Уроки нравственного богословия

— Есть ли какая-то разница между понятиями «духовное» и «религиозное»?

— Конечно, духовное и религиозное может быть разным. Может присутствовать религиозность, но не быть духовности настоящей. Или духовность может быть отрицательной, как, например, любая деятельность, направленная на самоутверждение (ведь и в христианстве многие люди направлены к самоутверждению). Что такое, например, католицизм? Это тоже один из видов самоутверждения. Во-первых, католицизм построен по типу облегченного христианства.

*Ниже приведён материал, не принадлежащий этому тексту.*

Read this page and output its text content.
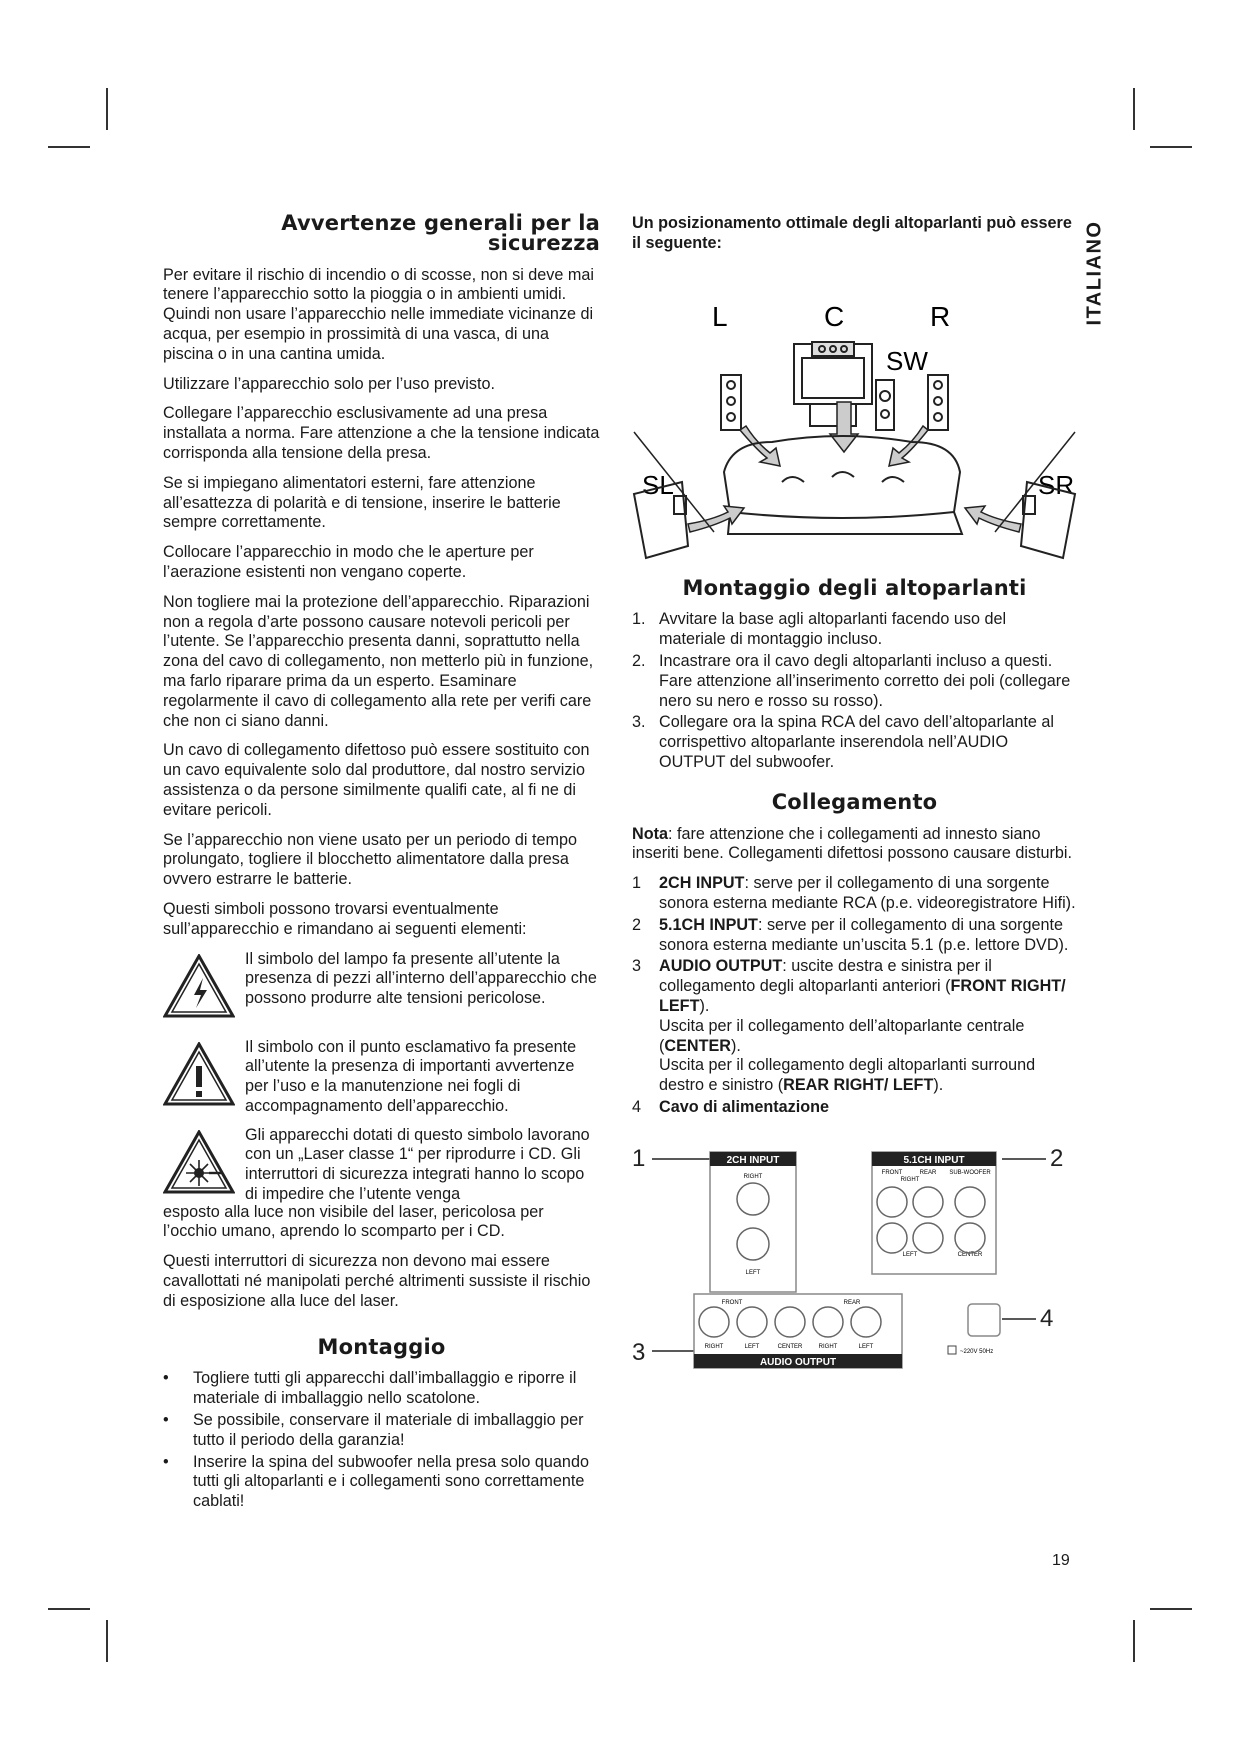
ITALIANO
Avvertenze generali per la sicurezza

Per evitare il rischio di incendio o di scosse, non si deve mai tenere l’apparecchio sotto la pioggia o in ambienti umidi. Quindi non usare l’apparecchio nelle immediate vicinanze di acqua, per esempio in prossimità di una vasca, di una piscina o in una cantina umida.

Utilizzare l’apparecchio solo per l’uso previsto.

Collegare l’apparecchio esclusivamente ad una presa installata a norma. Fare attenzione a che la tensione indicata corrisponda alla tensione della presa.

Se si impiegano alimentatori esterni, fare attenzione all’esattezza di polarità e di tensione, inserire le batterie sempre correttamente.

Collocare l’apparecchio in modo che le aperture per l’aerazione esistenti non vengano coperte.

Non togliere mai la protezione dell’apparecchio. Riparazioni non a regola d’arte possono causare notevoli pericoli per l’utente. Se l’apparecchio presenta danni, soprattutto nella zona del cavo di collegamento, non metterlo più in funzione, ma farlo riparare prima da un esperto. Esaminare regolarmente il cavo di collegamento alla rete per verifi care che non ci siano danni.

Un cavo di collegamento difettoso può essere sostituito con un cavo equivalente solo dal produttore, dal nostro servizio assistenza o da persone similmente qualifi cate, al fi ne di evitare pericoli.

Se l’apparecchio non viene usato per un periodo di tempo prolungato, togliere il blocchetto alimentatore dalla presa ovvero estrarre le batterie.

Questi simboli possono trovarsi eventualmente sull’apparecchio e rimandano ai seguenti elementi:

Il simbolo del lampo fa presente all’utente la presenza di pezzi all’interno dell’apparecchio che possono produrre alte tensioni pericolose.
Il simbolo con il punto esclamativo fa presente all’utente la presenza di importanti avvertenze per l’uso e la manutenzione nei fogli di accompagnamento dell’apparecchio.
Gli apparecchi dotati di questo simbolo lavorano con un „Laser classe 1“ per riprodurre i CD. Gli interruttori di sicurezza integrati hanno lo scopo di impedire che l’utente venga

esposto alla luce non visibile del laser, pericolosa per l’occhio umano, aprendo lo scomparto per i CD.

Questi interruttori di sicurezza non devono mai essere cavallottati né manipolati perché altrimenti sussiste il rischio di esposizione alla luce del laser.

Montaggio
• Togliere tutti gli apparecchi dall’imballaggio e riporre il materiale di imballaggio nello scatolone.
• Se possibile, conservare il materiale di imballaggio per tutto il periodo della garanzia!
• Inserire la spina del subwoofer nella presa solo quando tutti gli altoparlanti e i collegamenti sono correttamente cablati!

Un posizionamento ottimale degli altoparlanti può essere il seguente:

L	C	R
SW
SL	SR
Montaggio degli altoparlanti
1. Avvitare la base agli altoparlanti facendo uso del materiale di montaggio incluso.
2. Incastrare ora il cavo degli altoparlanti incluso a questi. Fare attenzione all’inserimento corretto dei poli (collegare nero su nero e rosso su rosso).
3. Collegare ora la spina RCA del cavo dell’altoparlante al corrispettivo altoparlante inserendola nell’AUDIO OUTPUT del subwoofer.
Collegamento

Nota: fare attenzione che i collegamenti ad innesto siano inseriti bene. Collegamenti difettosi possono causare disturbi.

1 2CH INPUT: serve per il collegamento di una sorgente sonora esterna mediante RCA (p.e. videoregistratore Hifi).
2 5.1CH INPUT: serve per il collegamento di una sorgente sonora esterna mediante un’uscita 5.1 (p.e. lettore DVD).
3 AUDIO OUTPUT: uscite destra e sinistra per il collegamento degli altoparlanti anteriori (FRONT RIGHT/ LEFT).
Uscita per il collegamento dell’altoparlante centrale (CENTER).
Uscita per il collegamento degli altoparlanti surround destro e sinistro (REAR RIGHT/ LEFT).
4 Cavo di alimentazione
1	2
3
4
2CH INPUT
RIGHT
LEFT
5.1CH INPUT
FRONT	REAR SUB-WOOFER
RIGHT
LEFT	CENTER
AUDIO OUTPUT
FRONT	REAR
RIGHT	LEFT	CENTER	RIGHT	LEFT
~220V 50Hz
19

Во-вторых, возьмем пример из истории — Крестовые походы. В историографии это оценивается как попытка европейцев утвердиться в Азии. Почему мы видим эту попытку самоутверждения? Человек сам для себя создает положение, он повелевает рабом, он повелевает конем, он повелевает женой, его стихия — самоутверждаться, а во имя чего — непонятно. Для чего он хочет самоутвердиться? Конечно, в католицизме есть благотворительность, милосердие, помощь бедным — это все есть, но в целом пафос его — это самоутверждение. У наших подвижников этого нет. Они наоборот уходили из городов в леса, в глушь, ни о каком самоутверждении не думали, они думали о своем спасении. Возьмите жизнь Франциска Ассизского, который мечтал быть генералом, полководцем, но ему это не удалось, а когда он ушел в монашескую среду, то достиг там еще большей известности. Ни один западный генерал не известен так, как Франциск Ассизский. Так что есть разница, несомненно, в понятиях религиозности и духовности. Слово «духовность» трактуется очень широко. С точки зрения нового гуманитарного цикла духовностью называется все то, что связано с любой творческой деятельностью человека, с его индивидуальностью, занятия науками, искусством тоже трактуются как духовность человека.

— А возможна духовность зла, духовное зло?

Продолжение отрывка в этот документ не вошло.